Sunday, December 28, 2008

Shroud Update

The Shroud of Turin continues to be an object of great fascination regardless of whether it is the actual burial cloth of Jesus Christ as so many believe or some sort of amazing icon or work of art from the 14th century as the 1988 carbon 14 date seems to suggest it must be. Whichever it is, it is a fascinating and mysterious object.

I have been studying the shroud since the early 1960's, more seriously in the past 20 years. I am inclined to the view that it is authentic, but there remain plenty of unanswered questions. Perhaps some will be answered using new data. HAL 9000 an organization that specializes in high resolution art photography made a high resolution image of the Da Vinci Last Supper painting and were given an opportunity to apply their wizardry to the Shroud of Turin in January 2008. See a brief video HERE They took a series of over 1600 credit card sized images at high resolution which composited forms the highest resolution image of the Shroud of Turin ever taken.
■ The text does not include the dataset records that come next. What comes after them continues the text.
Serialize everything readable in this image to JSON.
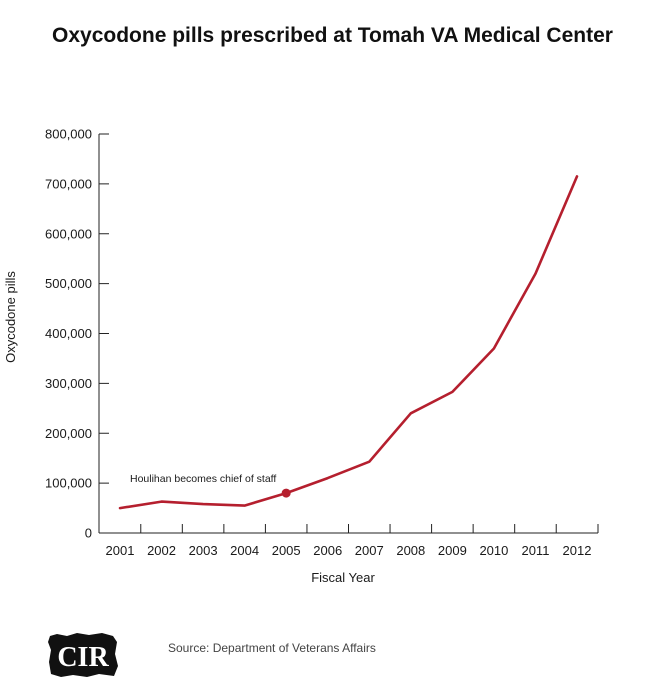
{
  "title": "Oxycodone pills prescribed at Tomah VA Medical Center",
  "source": "Source: Department of Veterans Affairs",
  "logo": {
    "name": "CIR"
  },
  "colors": {
    "line": "#b51f2e",
    "axis": "#222222"
  },
  "chart_data": {
    "type": "line",
    "title": "Oxycodone pills prescribed at Tomah VA Medical Center",
    "xlabel": "Fiscal Year",
    "ylabel": "Oxycodone pills",
    "ylim": [
      0,
      800000
    ],
    "yticks": [
      0,
      100000,
      200000,
      300000,
      400000,
      500000,
      600000,
      700000,
      800000
    ],
    "ytick_labels": [
      "0",
      "100,000",
      "200,000",
      "300,000",
      "400,000",
      "500,000",
      "600,000",
      "700,000",
      "800,000"
    ],
    "categories": [
      "2001",
      "2002",
      "2003",
      "2004",
      "2005",
      "2006",
      "2007",
      "2008",
      "2009",
      "2010",
      "2011",
      "2012"
    ],
    "series": [
      {
        "values": [
          50000,
          63000,
          58000,
          55000,
          80000,
          110000,
          143000,
          240000,
          283000,
          370000,
          520000,
          715000
        ]
      }
    ],
    "annotations": [
      {
        "text": "Houlihan becomes chief of staff",
        "x": "2005",
        "y": 80000
      }
    ],
    "grid": false,
    "legend": "none"
  }
}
Technology seems likely to revolutionize shroud studies, called sindonology, over the next few years. Here's an on-line video of a small thread from the shroud which researcher Giulio Fanti is inspecting with a microscope.

The images at the top of this post are false color images created during my image processing studies for the Columbus Conference in August 2008. The objective of my study was to create a segmentation algorithm which classified pixels as cloth, blood, or image based on their color and luminance. The first is particularly interesting since it colors all pixels black except those considered image or blood pixels and is hence coherent with the areal density view of the image formation process. The second image is created by a set of six color/luminance space points representing six classifications. A pixel is classified by which of these six color/luminance space points it is closest to. It worked pretty well but there is more to be done.

2 comments:

M said...

What's the latest on these high res images?

Ray Schneider said...

I have heard nothing further about this major event in the imaging of the shroud. I would expect that it was done in anticipation of a major exposition in 2010 which has been announced. I rather think that the image will be used in some capacity at that time.

It is an image with quite a high probability of revealing new information about the shroud if it is closely analyzed with image processing techniques.